This certificate course addresses the hotly-debated question of continuity (or lack of continuity) between Romano-British and Anglo-Saxon culture, the emergence and character of the Anglo-Saxon kingdoms, and the expression of these changes in archaeology, art and architecture. It explores the impact of the Vikings on established Anglo-Saxon culture and it discusses the expression of cultural innovation in archaeological evidence, secular and religious buildings, and in the art of the period.
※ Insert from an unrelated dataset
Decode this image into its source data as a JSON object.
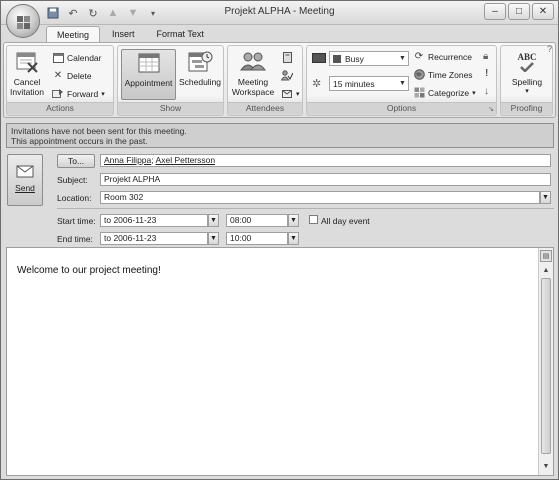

Key contextualising debates will be those around the changing character of Anglo-Saxon society, the role of migration and conquest in cultural dynamics, the development of political and religious institutions, and the shifting balance between subsistence and market economies.
The Certificate in the Study of Early Medieval England is offered over linked weekends at Madingley Hall, the headquarters of the Institute of Continuing Education, enabling students from all over the UK and beyond to study for these awards.
What will I be studying?
Unit 1: Tradition and transformation in the Anglo-Saxon landscape, c 400 -1100AD (Dr Susan Oosthuizen and Dr Caitlin Green )
Teaching sessions take place on the weekends of 13 - 15 October 2017 and 24 - 26 November 2017
This unit explores two questions central to understanding the medieval and modern English landscape: how local peasants and their lords coped with calamitous climatic, economic and political changes and significant immigration in the centuries between AD400 and 650; and how agricultural, administrative and social innovations were scored into fields and settlements between 650 and 1100. The principal source for the unit is the landscape itself - fields and pastures, woods and marshes, villages and hamlets – supported by some sparse archaeological and documentary evidence.
Unit 2: The Archaeology of Anglo-Saxon England (Prof Stephen Upex)
Teaching sessions take place on the weekends of 26 - 28 January 2018 and 16 - 18 March 2018
Roman administration was withdrawn from Britain in about AD400; by 700 the inhabitants of England were calling themselves ‘English’ and by AD950 the kingdom of England had been established. This unit explores surviving British and evolving Anglo-Saxon identities through the rich and often enigmatic archaeology of the period. Roman towns and villas gradually disappeared and the landscape evolved in a very different way as new Anglo-Saxon influences took hold. The development of Anglo-Saxon kingship, trade and other economic links, changes in religious belief and practices, Viking raids, new settlements, the development of estates and manors, and the Norman conquest all left their mark. A field visit and some practical handling of archaeological material is included.
Unit 3: Anglo-Saxon Art and Architecture (Dr Francis Woodman and Dr Miriam Gill)
Teaching sessions take place on the weekends of 27 - 29 April 2018 and 1 - 3 June 2018
The art and architecture of Anglo-Saxon England is numinous and intriguing and from the period after cAD600, dominated by the Church, whose buildings will form a major part of this study. It is investigated further through a wide range of objects - iconic jewellery like the gold and garnet shoulder-clasps discovered at Sutton Hoo; magnificent illuminated manuscripts of the seventh to the eleventh centuries; reliquaries of carved ivory and precious metals; brass, glass and other high status objects; some imported from Europe and Byzantium; as well as carved stones and monumental sculpture. A field visit is included.
The weekends run from Friday evenings (preceded by dinner) to Sunday morning (followed by lunch), thus giving time for discussion both within and without classtime.
Applications are welcomed both from those living within travelling distance of Cambridge and those from further afield, including overseas. Although this is a non-residential course, students requiring residential accommodation may be able to book B&B at Madingley Hall, as availability permits. If you would like to book accommodation please contact Liz Deacon: liz.deacon@ice.cam.ac.uk or +44 (0)1223 746227.
What can I go on to do?
Credit awarded by the Institute may also be transferred into the degree programmes of other higher education providers. However the volume of credit and the curriculum which can be transferred into degree programmes varies from institution to institution and is always at the discretion of the receiving institution.